BRAC moves north

On 18 October, in a small room in the House of Lords, BRAC UK was officially launched. It was a modest occasion of huge significance. We are all used to Oxfams and ActionAids establishing themselves all over the world, but this is probably the first example of a major developing country NGO establishing a branch in the North.

BRAC has been working in Bangladesh for 34 years, said Founder and Chairperson Fazle Hasan Abed, and its services – microfinance, disease eradication, women’s income generation, girls’ education – reach 100 million people there.

In 2002 BRAC began to move into other countries. The first was Afghanistan, where BRAC started work with returning refuges. It now has over 3,000 staff there, in 22 out of 34 provinces. After the South Asian tsunami, BRAC also started working in Sri Lanka. The next step was Africa, where BRAC is now present in five or six countries, including Tanzania, Uganda and Sudan (‘we realized that many African countries were going to find it difficult to meet the MDGs’).

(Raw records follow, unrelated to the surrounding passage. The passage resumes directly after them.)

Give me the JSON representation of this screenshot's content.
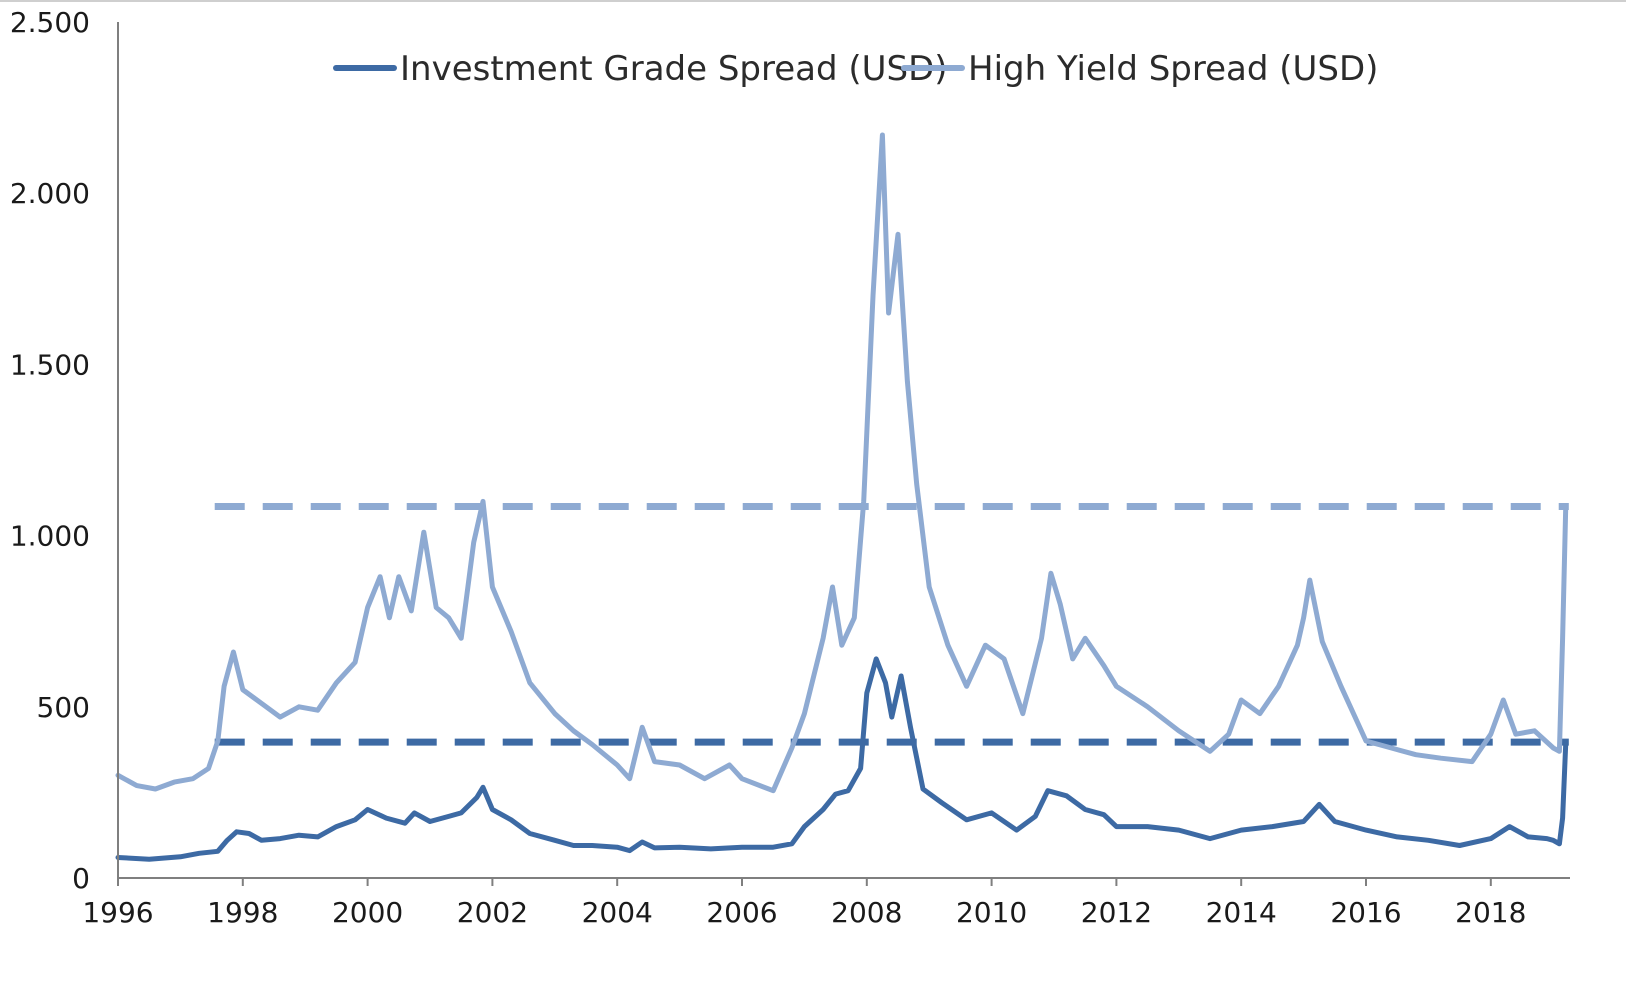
{
  "chart_data": {
    "type": "line",
    "title": "",
    "xlabel": "",
    "ylabel": "",
    "xlim": [
      1996,
      2019.25
    ],
    "ylim": [
      0,
      2500
    ],
    "grid": false,
    "legend_position": "top-center",
    "x_tick_labels": [
      {
        "value": 1996,
        "label": "1996"
      },
      {
        "value": 1998,
        "label": "1998"
      },
      {
        "value": 2000,
        "label": "2000"
      },
      {
        "value": 2002,
        "label": "2002"
      },
      {
        "value": 2004,
        "label": "2004"
      },
      {
        "value": 2006,
        "label": "2006"
      },
      {
        "value": 2008,
        "label": "2008"
      },
      {
        "value": 2010,
        "label": "2010"
      },
      {
        "value": 2012,
        "label": "2012"
      },
      {
        "value": 2014,
        "label": "2014"
      },
      {
        "value": 2016,
        "label": "2016"
      },
      {
        "value": 2018,
        "label": "2018"
      }
    ],
    "y_tick_labels": [
      {
        "value": 0,
        "label": "0"
      },
      {
        "value": 500,
        "label": "500"
      },
      {
        "value": 1000,
        "label": "1.000"
      },
      {
        "value": 1500,
        "label": "1.500"
      },
      {
        "value": 2000,
        "label": "2.000"
      },
      {
        "value": 2500,
        "label": "2.500"
      }
    ],
    "series": [
      {
        "name": "Investment Grade Spread (USD)",
        "color": "#3d6aa4",
        "points": [
          [
            1996.0,
            60
          ],
          [
            1996.5,
            55
          ],
          [
            1997.0,
            62
          ],
          [
            1997.3,
            72
          ],
          [
            1997.6,
            78
          ],
          [
            1997.75,
            110
          ],
          [
            1997.9,
            135
          ],
          [
            1998.1,
            130
          ],
          [
            1998.3,
            110
          ],
          [
            1998.6,
            115
          ],
          [
            1998.9,
            125
          ],
          [
            1999.2,
            120
          ],
          [
            1999.5,
            150
          ],
          [
            1999.8,
            170
          ],
          [
            2000.0,
            200
          ],
          [
            2000.3,
            175
          ],
          [
            2000.6,
            160
          ],
          [
            2000.75,
            190
          ],
          [
            2001.0,
            165
          ],
          [
            2001.3,
            180
          ],
          [
            2001.5,
            190
          ],
          [
            2001.75,
            235
          ],
          [
            2001.85,
            265
          ],
          [
            2002.0,
            200
          ],
          [
            2002.3,
            170
          ],
          [
            2002.6,
            130
          ],
          [
            2003.0,
            110
          ],
          [
            2003.3,
            95
          ],
          [
            2003.6,
            95
          ],
          [
            2004.0,
            90
          ],
          [
            2004.2,
            80
          ],
          [
            2004.4,
            105
          ],
          [
            2004.6,
            88
          ],
          [
            2005.0,
            90
          ],
          [
            2005.5,
            85
          ],
          [
            2006.0,
            90
          ],
          [
            2006.5,
            90
          ],
          [
            2006.8,
            100
          ],
          [
            2007.0,
            150
          ],
          [
            2007.3,
            200
          ],
          [
            2007.5,
            245
          ],
          [
            2007.7,
            255
          ],
          [
            2007.9,
            320
          ],
          [
            2008.0,
            540
          ],
          [
            2008.15,
            640
          ],
          [
            2008.3,
            570
          ],
          [
            2008.4,
            470
          ],
          [
            2008.55,
            590
          ],
          [
            2008.7,
            440
          ],
          [
            2008.9,
            260
          ],
          [
            2009.2,
            220
          ],
          [
            2009.6,
            170
          ],
          [
            2010.0,
            190
          ],
          [
            2010.4,
            140
          ],
          [
            2010.7,
            180
          ],
          [
            2010.9,
            255
          ],
          [
            2011.2,
            240
          ],
          [
            2011.5,
            200
          ],
          [
            2011.8,
            185
          ],
          [
            2012.0,
            150
          ],
          [
            2012.5,
            150
          ],
          [
            2013.0,
            140
          ],
          [
            2013.5,
            115
          ],
          [
            2014.0,
            140
          ],
          [
            2014.5,
            150
          ],
          [
            2015.0,
            165
          ],
          [
            2015.25,
            215
          ],
          [
            2015.5,
            165
          ],
          [
            2016.0,
            140
          ],
          [
            2016.5,
            120
          ],
          [
            2017.0,
            110
          ],
          [
            2017.5,
            95
          ],
          [
            2018.0,
            115
          ],
          [
            2018.3,
            150
          ],
          [
            2018.6,
            120
          ],
          [
            2018.9,
            115
          ],
          [
            2019.0,
            110
          ],
          [
            2019.1,
            100
          ],
          [
            2019.15,
            175
          ],
          [
            2019.2,
            390
          ]
        ]
      },
      {
        "name": "High Yield Spread (USD)",
        "color": "#8eaad2",
        "points": [
          [
            1996.0,
            300
          ],
          [
            1996.3,
            270
          ],
          [
            1996.6,
            260
          ],
          [
            1996.9,
            280
          ],
          [
            1997.2,
            290
          ],
          [
            1997.45,
            320
          ],
          [
            1997.6,
            400
          ],
          [
            1997.7,
            560
          ],
          [
            1997.85,
            660
          ],
          [
            1998.0,
            550
          ],
          [
            1998.3,
            510
          ],
          [
            1998.6,
            470
          ],
          [
            1998.9,
            500
          ],
          [
            1999.2,
            490
          ],
          [
            1999.5,
            570
          ],
          [
            1999.8,
            630
          ],
          [
            2000.0,
            790
          ],
          [
            2000.2,
            880
          ],
          [
            2000.35,
            760
          ],
          [
            2000.5,
            880
          ],
          [
            2000.7,
            780
          ],
          [
            2000.9,
            1010
          ],
          [
            2001.1,
            790
          ],
          [
            2001.3,
            760
          ],
          [
            2001.5,
            700
          ],
          [
            2001.7,
            980
          ],
          [
            2001.85,
            1100
          ],
          [
            2002.0,
            850
          ],
          [
            2002.3,
            720
          ],
          [
            2002.6,
            570
          ],
          [
            2003.0,
            480
          ],
          [
            2003.3,
            430
          ],
          [
            2003.6,
            390
          ],
          [
            2004.0,
            330
          ],
          [
            2004.2,
            290
          ],
          [
            2004.4,
            440
          ],
          [
            2004.6,
            340
          ],
          [
            2005.0,
            330
          ],
          [
            2005.4,
            290
          ],
          [
            2005.8,
            330
          ],
          [
            2006.0,
            290
          ],
          [
            2006.5,
            255
          ],
          [
            2006.8,
            380
          ],
          [
            2007.0,
            480
          ],
          [
            2007.3,
            700
          ],
          [
            2007.45,
            850
          ],
          [
            2007.6,
            680
          ],
          [
            2007.8,
            760
          ],
          [
            2007.95,
            1100
          ],
          [
            2008.1,
            1700
          ],
          [
            2008.25,
            2170
          ],
          [
            2008.35,
            1650
          ],
          [
            2008.5,
            1880
          ],
          [
            2008.65,
            1450
          ],
          [
            2008.8,
            1150
          ],
          [
            2009.0,
            850
          ],
          [
            2009.3,
            680
          ],
          [
            2009.6,
            560
          ],
          [
            2009.9,
            680
          ],
          [
            2010.2,
            640
          ],
          [
            2010.5,
            480
          ],
          [
            2010.8,
            700
          ],
          [
            2010.95,
            890
          ],
          [
            2011.1,
            800
          ],
          [
            2011.3,
            640
          ],
          [
            2011.5,
            700
          ],
          [
            2011.8,
            620
          ],
          [
            2012.0,
            560
          ],
          [
            2012.5,
            500
          ],
          [
            2013.0,
            430
          ],
          [
            2013.5,
            370
          ],
          [
            2013.8,
            420
          ],
          [
            2014.0,
            520
          ],
          [
            2014.3,
            480
          ],
          [
            2014.6,
            560
          ],
          [
            2014.9,
            680
          ],
          [
            2015.0,
            760
          ],
          [
            2015.1,
            870
          ],
          [
            2015.3,
            690
          ],
          [
            2015.6,
            560
          ],
          [
            2016.0,
            400
          ],
          [
            2016.4,
            380
          ],
          [
            2016.8,
            360
          ],
          [
            2017.2,
            350
          ],
          [
            2017.7,
            340
          ],
          [
            2018.0,
            420
          ],
          [
            2018.2,
            520
          ],
          [
            2018.4,
            420
          ],
          [
            2018.7,
            430
          ],
          [
            2019.0,
            380
          ],
          [
            2019.1,
            370
          ],
          [
            2019.15,
            700
          ],
          [
            2019.2,
            1080
          ]
        ]
      }
    ],
    "reference_lines": [
      {
        "series": "High Yield Spread (USD)",
        "y": 1085,
        "x_from": 1997.55,
        "x_to": 2019.25,
        "style": "dashed",
        "color": "#8eaad2"
      },
      {
        "series": "Investment Grade Spread (USD)",
        "y": 397,
        "x_from": 1997.55,
        "x_to": 2019.25,
        "style": "dashed",
        "color": "#3d6aa4"
      }
    ]
  }
}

But why BRAC UK? BRAC is not here just to raise money and take resources away from other UK NGOs, insisted Executive Director and sole staff member Sandra Kabir. BRAC UK will:
· raise funds for East Africa and perhaps Afghanistan, and for a residential high school in Bangladesh for 200-300 each year of the best graduates of BRAC’s primary schools;
· engage in advocacy. As well as promoting the BRAC approach and encouraging others to adopt it, BRAC UK will bring a ‘big, strident southern voice’ to policy dialogue on development in the UK. In time it hopes to join the Disasters Emergency Committee, an umbrella organization representing 13 leading UK aid agencies;
· run small pilot programmes, initially among the Bangladeshi community in East London, where conditions are very similar to those in Bangladesh, with disempowered women, health issues, etc.

‘It is time the northern aid agencies – slow, costly, unnecessary, unsustainable and sometimes more than a little arrogant – made way for their confident and capable southern cousins and consigned themselves to the history books,’ wrote Nick Cater in UK magazine ThirdSector on 18 October.